O presidente da Agência Brasileira de Promoção de Exportações e Investimentos (ApexBrasil), Laudemir Müller, afirmou que o Brasil e o setor de proteína animal enfrentam um cenário de “instabilidade e fragmentação” que não favorece o país nem a cadeia produtiva. A declaração foi feita durante o Salão Internacional de Proteína Animal (Siavs), em São Paulo.
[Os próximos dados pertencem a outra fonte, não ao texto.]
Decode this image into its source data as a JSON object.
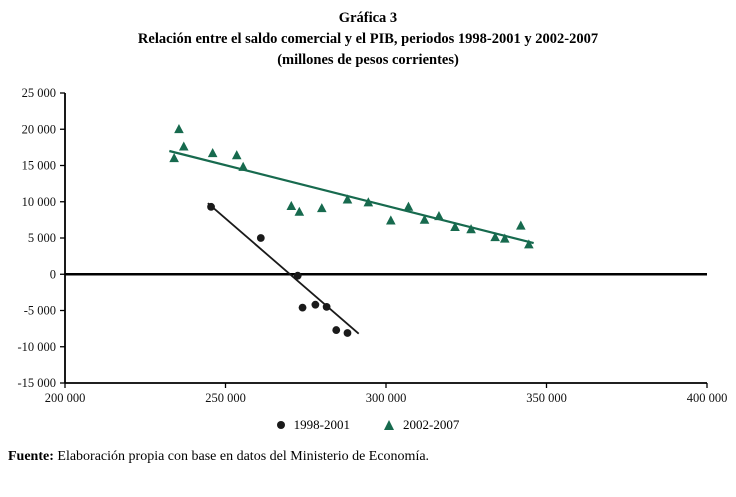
{
  "title": {
    "line1": "Gráfica 3",
    "line2": "Relación entre el saldo comercial y el PIB, periodos 1998-2001 y 2002-2007",
    "line3": "(millones de pesos corrientes)"
  },
  "legend": [
    {
      "label": "1998-2001",
      "marker": "circle",
      "color": "#1a1a1a"
    },
    {
      "label": "2002-2007",
      "marker": "triangle",
      "color": "#176a4e"
    }
  ],
  "source": {
    "label": "Fuente:",
    "text": " Elaboración propia con base en datos del Ministerio de Economía."
  },
  "chart_data": {
    "type": "scatter",
    "title": "Gráfica 3 — Relación entre el saldo comercial y el PIB, periodos 1998-2001 y 2002-2007 (millones de pesos corrientes)",
    "xlabel": "",
    "ylabel": "",
    "xlim": [
      200000,
      400000
    ],
    "ylim": [
      -15000,
      25000
    ],
    "grid": false,
    "legend_position": "bottom",
    "zero_line": true,
    "axis_color": "#000000",
    "xticks": [
      {
        "value": 200000,
        "label": "200 000"
      },
      {
        "value": 250000,
        "label": "250 000"
      },
      {
        "value": 300000,
        "label": "300 000"
      },
      {
        "value": 350000,
        "label": "350 000"
      },
      {
        "value": 400000,
        "label": "400 000"
      }
    ],
    "yticks": [
      {
        "value": 25000,
        "label": "25 000"
      },
      {
        "value": 20000,
        "label": "20 000"
      },
      {
        "value": 15000,
        "label": "15 000"
      },
      {
        "value": 10000,
        "label": "10 000"
      },
      {
        "value": 5000,
        "label": "5 000"
      },
      {
        "value": 0,
        "label": "0"
      },
      {
        "value": -5000,
        "label": "-5 000"
      },
      {
        "value": -10000,
        "label": "-10 000"
      },
      {
        "value": -15000,
        "label": "-15 000"
      }
    ],
    "series": [
      {
        "name": "1998-2001",
        "marker": "circle",
        "color": "#1a1a1a",
        "points": [
          [
            245500,
            9300
          ],
          [
            261000,
            5000
          ],
          [
            272500,
            -200
          ],
          [
            274000,
            -4600
          ],
          [
            278000,
            -4200
          ],
          [
            281500,
            -4500
          ],
          [
            284500,
            -7700
          ],
          [
            288000,
            -8100
          ]
        ],
        "trend": [
          [
            244500,
            9800
          ],
          [
            291500,
            -8200
          ]
        ],
        "trend_width": 1.8
      },
      {
        "name": "2002-2007",
        "marker": "triangle",
        "color": "#176a4e",
        "points": [
          [
            234000,
            16000
          ],
          [
            235500,
            20000
          ],
          [
            237000,
            17600
          ],
          [
            246000,
            16700
          ],
          [
            253500,
            16400
          ],
          [
            255500,
            14800
          ],
          [
            270500,
            9400
          ],
          [
            273000,
            8600
          ],
          [
            280000,
            9100
          ],
          [
            288000,
            10300
          ],
          [
            294500,
            9900
          ],
          [
            301500,
            7400
          ],
          [
            307000,
            9300
          ],
          [
            312000,
            7500
          ],
          [
            316500,
            8000
          ],
          [
            321500,
            6500
          ],
          [
            326500,
            6200
          ],
          [
            334000,
            5100
          ],
          [
            337000,
            4900
          ],
          [
            342000,
            6700
          ],
          [
            344500,
            4100
          ]
        ],
        "trend": [
          [
            232500,
            17000
          ],
          [
            346000,
            4300
          ]
        ],
        "trend_width": 2.2
      }
    ]
  }
}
Müller defendeu o fortalecimento das instituições multilaterais e a abertura de mercados como caminhos para garantir competitividade. “Queremos estabilidade e unidade, queremos a OMC funcionando, a OMSA funcionando, que países reconheçam nosso status sanitário, mais acordos, abertura de mercados, redução de tarifas, não ter cotas e ter mercado livre ou ter mais cotas. Pela nossa competitividade nas proteínas, queremos estabilidade e união”, destacou.

O executivo também ressaltou a capacidade da cadeia de carnes brasileira de atender à demanda interna crescente sem gerar pressão inflacionária, ao mesmo tempo em que mantém as exportações. “Estamos em pleno emprego, batendo recorde de consumo. Quando aumenta o consumo, o natural é aumentar a inflação. Mas o Brasil está fazendo o dever de casa e ao mesmo tempo está exportando”, disse.

Müller ainda defendeu os investimentos conjuntos da ApexBrasil e do setor produtivo voltados à ampliação das exportações. Segundo ele, os cerca de R$ 115 milhões investidos geram R$ 150 bilhões por ano ao país.